Sad news: Ted Robert Gurr died on 25 November
He was a true giant of our field, who will be remembered for his contributions to the study of civil violence, crime, genocide, democracy, and ethnic conflict – and more.
Ted’s main contribution to the study of civil violence, Why Men Rebel, was published as early as 1970 and quickly became a standard reference. His formula for what generates rebellion – opportunity plus motive plus shared identity – remains central to the field.
In the 1990s, after focusing for decades on international war, peace research turned its attention fully to the study of civil war, which after all was the most prevalent form of armed conflict. For many scholars, including those of us who were associated with PRIO’s Centre for the Study of Civil War, Ted Gurr’s work was a major source of inspiration. At the time, a concentration on opportunity factors was very much en vogue in the study of civil war. Inspiration from Ted Gurr’s work helped to mak the pendulum swing back to a focus on motives for insurgency. (1)
I remember with gratitude serving as editor of Journal of Peace Research in 1995 when he published (with Keith Jaggers) his article on Polity III, which became a key tool for measuring regime type in the rapidly expanding democratic peace literature. To this day, this is the second-most cited article in JPR. I am glad to note that it is also Ted’s most frequently cited article. (2)
Following this collaborative effort, we approached Ted about the possibility of adding precise dates to the regime changes in Polity. Our main motivation was to avoid anomalous cases of apparent wars between democracies (such as Cyprus vs Turkey in 1974). These anomalous cases turned up because of the annual coding of regime change in Polity, which missed a regime change away from democracy before the war occurred. Ted generously lent us the coding sheets for the original Polity coding, which greatly helped our efforts, and we were able to publish a revised dataset that we titled Polity IIId. (3)
Ted had a wide-ranging career in several major universities and served on important public commissions such as the National Commission on the Causes and Prevention of Violence (1968) and the Political Instability Task Force (from 1994). He spent a year in Uppsala in 1996–97 as the Olof Palme Professor and he served as the President of the International Studies Association in 1994–95.
My last encounter with him was at the ISA convention earlier this year when Routledge Press presented a Festschrift on the occasion of his 80th birthday, to which I had been invited to contribute with two colleagues.(4) He seemed a bit frail, but as intellectually alert as ever. He will be sorely missed.
The Mindfields project, directed by Christian Davenport has published a portrait of Ted Gurr, where he is interviewed by Will Moore, who sadly took his own life earlier this year.

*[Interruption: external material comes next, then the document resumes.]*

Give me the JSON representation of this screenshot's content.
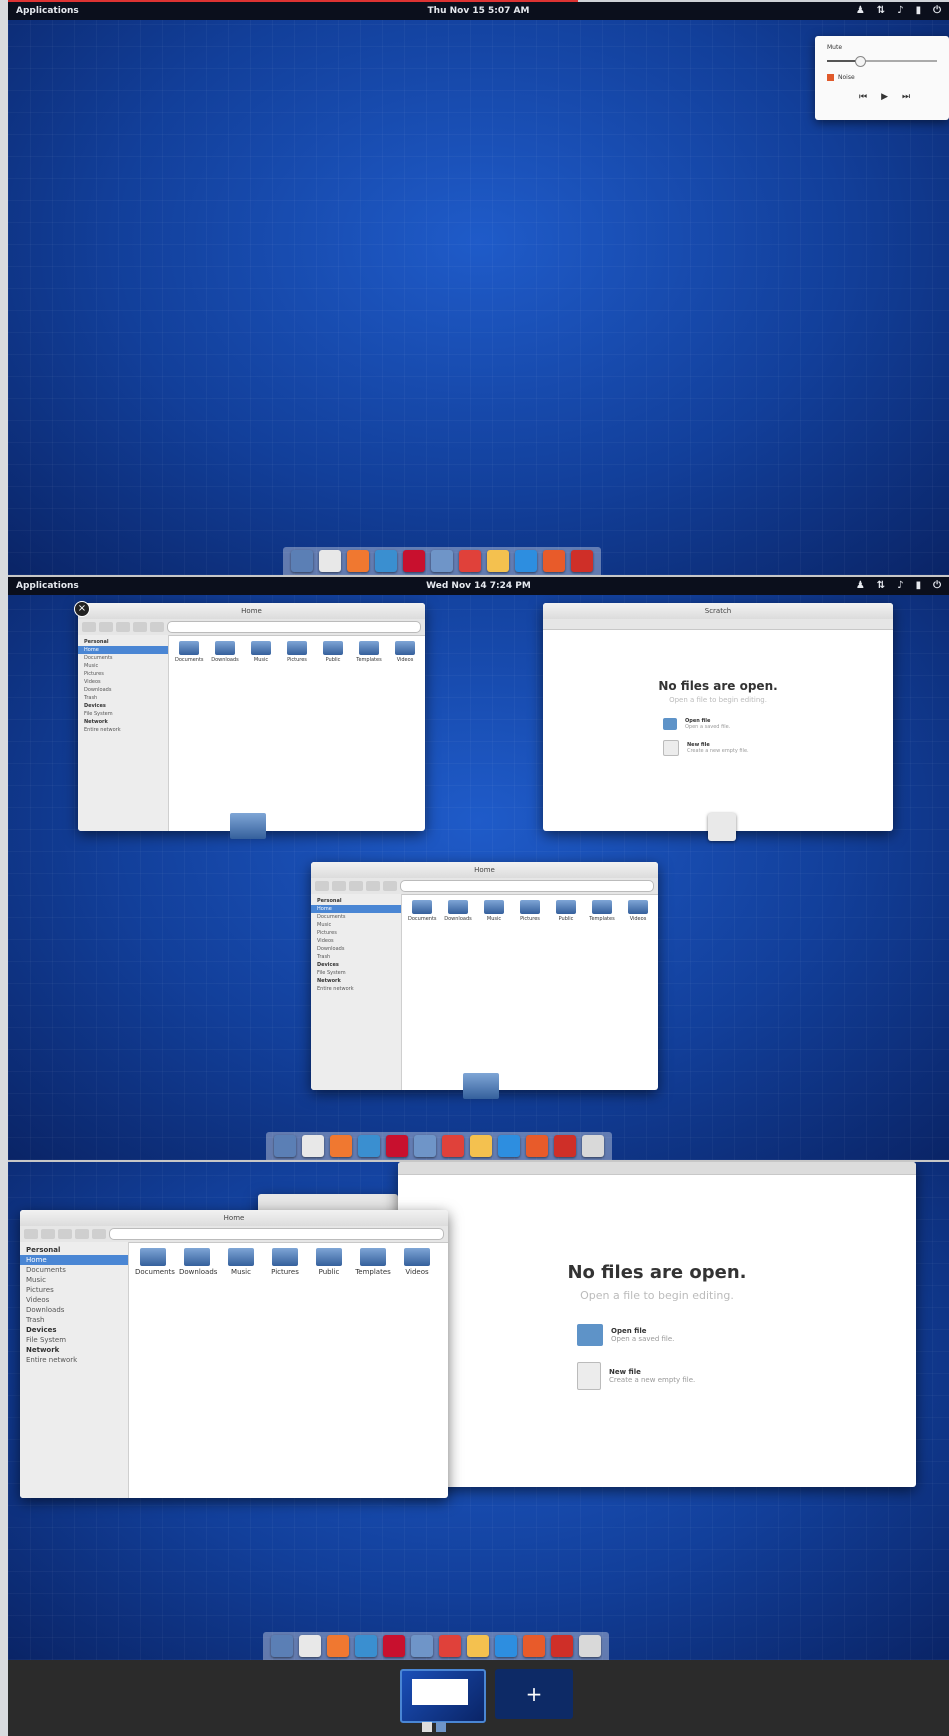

He is also greatly missed by his colleagues and friends.
[1] Gudrun Østby (2008) Polarization, horizontal inequalities and violent civil conflict. Journal of Peace Research 45(2): 143–162 and Lars-Erik Cederman; Kristian Skrede Gleditsch & Julian Wucherpfennig (2017) Predicting the decline of ethnic civil war: Was Gurr right and for the right reasons? Journal of Peace Research 54(2): 262–274.
[2] Keith Jaggers & Ted R Gurr (1995) Tracking democracy’s third-wave with the Polity-III data. Journal of Peace Research 32(4): 469–482.
[3] Sara McLaughlin, Scott Gates, Håvard Hegre, Ranveig Gissinger & Nils Petter Gleditsch (1998) Timing the changes in political structures – A new Polity database. Journal of Conflict Resolution 42(2): 231–242.
[4] Michael Stohl, Mark I Lichbach & Peter Nils Grabosky (eds) (2017) States and Peoples in Conflict. Transformations of Conflict Studies. Oxford: Routledge, 113–129.